In this study, a series of experiments were carried out. Colony forming assay and Cell Counting Kit were used to detect the effect of 5-MTP on the proliferation of CRC cell lines. The effect of 5-MTP on cell growth was detected by cell cycle analysis. In addition, the effects of 5-MTP on apoptosis and reactive oxygen species of HCT-116 cells were studied. In order to further explore the effect of 5-MTP on CRC, we studied the effect of 5-MTP on PI3K/Akt signaling pathway in CRC cells.

5-MTP can promote apoptosis and cell cycle arrest of CRC cells, and inhibit cell proliferation. However, compared with 5-MTP alone, 5-MTP combined with PI3K/Akt/FOXO3a signaling pathway inhibitors significantly promoted apoptosis and cell cycle arrest of CRC cells, and inhibited cell proliferation. It provides new insights into the mechanism of drug action.

5-MTP combined with PI3K/Akt/FOXO3a signaling pathway inhibitor significantly promoted apoptosis and cell cycle arrest of CRC cells, and inhibited cell proliferation.

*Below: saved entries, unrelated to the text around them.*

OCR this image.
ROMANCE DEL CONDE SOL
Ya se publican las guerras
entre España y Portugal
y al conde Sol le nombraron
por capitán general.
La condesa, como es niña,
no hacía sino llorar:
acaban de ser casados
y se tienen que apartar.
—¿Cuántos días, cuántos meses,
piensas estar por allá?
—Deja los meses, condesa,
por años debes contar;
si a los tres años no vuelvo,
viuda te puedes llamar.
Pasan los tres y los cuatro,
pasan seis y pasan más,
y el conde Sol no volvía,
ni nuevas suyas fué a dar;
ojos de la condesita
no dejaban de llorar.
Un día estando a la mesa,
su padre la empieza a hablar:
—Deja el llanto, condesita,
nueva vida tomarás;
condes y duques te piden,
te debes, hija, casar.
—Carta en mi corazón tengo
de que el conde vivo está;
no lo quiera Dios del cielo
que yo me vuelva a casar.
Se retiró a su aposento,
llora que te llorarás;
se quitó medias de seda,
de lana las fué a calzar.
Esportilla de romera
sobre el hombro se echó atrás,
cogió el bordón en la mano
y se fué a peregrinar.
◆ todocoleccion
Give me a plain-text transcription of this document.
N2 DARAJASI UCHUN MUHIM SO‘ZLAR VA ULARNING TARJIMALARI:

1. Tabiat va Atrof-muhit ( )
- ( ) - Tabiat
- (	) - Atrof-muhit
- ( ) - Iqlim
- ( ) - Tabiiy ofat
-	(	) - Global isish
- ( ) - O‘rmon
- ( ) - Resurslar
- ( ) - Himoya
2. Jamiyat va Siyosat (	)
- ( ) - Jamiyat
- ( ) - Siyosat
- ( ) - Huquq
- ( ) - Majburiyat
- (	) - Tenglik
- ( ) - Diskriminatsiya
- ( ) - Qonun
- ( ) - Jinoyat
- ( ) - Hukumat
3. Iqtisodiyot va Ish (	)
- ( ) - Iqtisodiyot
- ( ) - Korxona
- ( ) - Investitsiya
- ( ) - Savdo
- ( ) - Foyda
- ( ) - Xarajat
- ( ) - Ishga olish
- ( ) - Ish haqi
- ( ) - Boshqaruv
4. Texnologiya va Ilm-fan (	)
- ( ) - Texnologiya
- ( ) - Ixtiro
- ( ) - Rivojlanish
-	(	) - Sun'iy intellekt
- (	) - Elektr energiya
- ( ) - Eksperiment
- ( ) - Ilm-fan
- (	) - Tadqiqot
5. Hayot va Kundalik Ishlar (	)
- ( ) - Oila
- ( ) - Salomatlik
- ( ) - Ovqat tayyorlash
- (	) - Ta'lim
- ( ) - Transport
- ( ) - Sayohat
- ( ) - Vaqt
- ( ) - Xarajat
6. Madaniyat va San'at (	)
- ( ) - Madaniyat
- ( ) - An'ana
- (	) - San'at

This study confirmed that 5-MTP combined with PI3K/Akt/FOXO3a signaling pathway inhibitor could significantly promote the apoptosis and cell cycle arrest of CRC cells, and inhibit cell proliferation. These results provide a new direction for the drug treatment of CRC. However, the study of mechanism in this study is relatively limited. Therefore, further analysis, nude mouse experiments and more cell experiments are needed to explore its mechanism.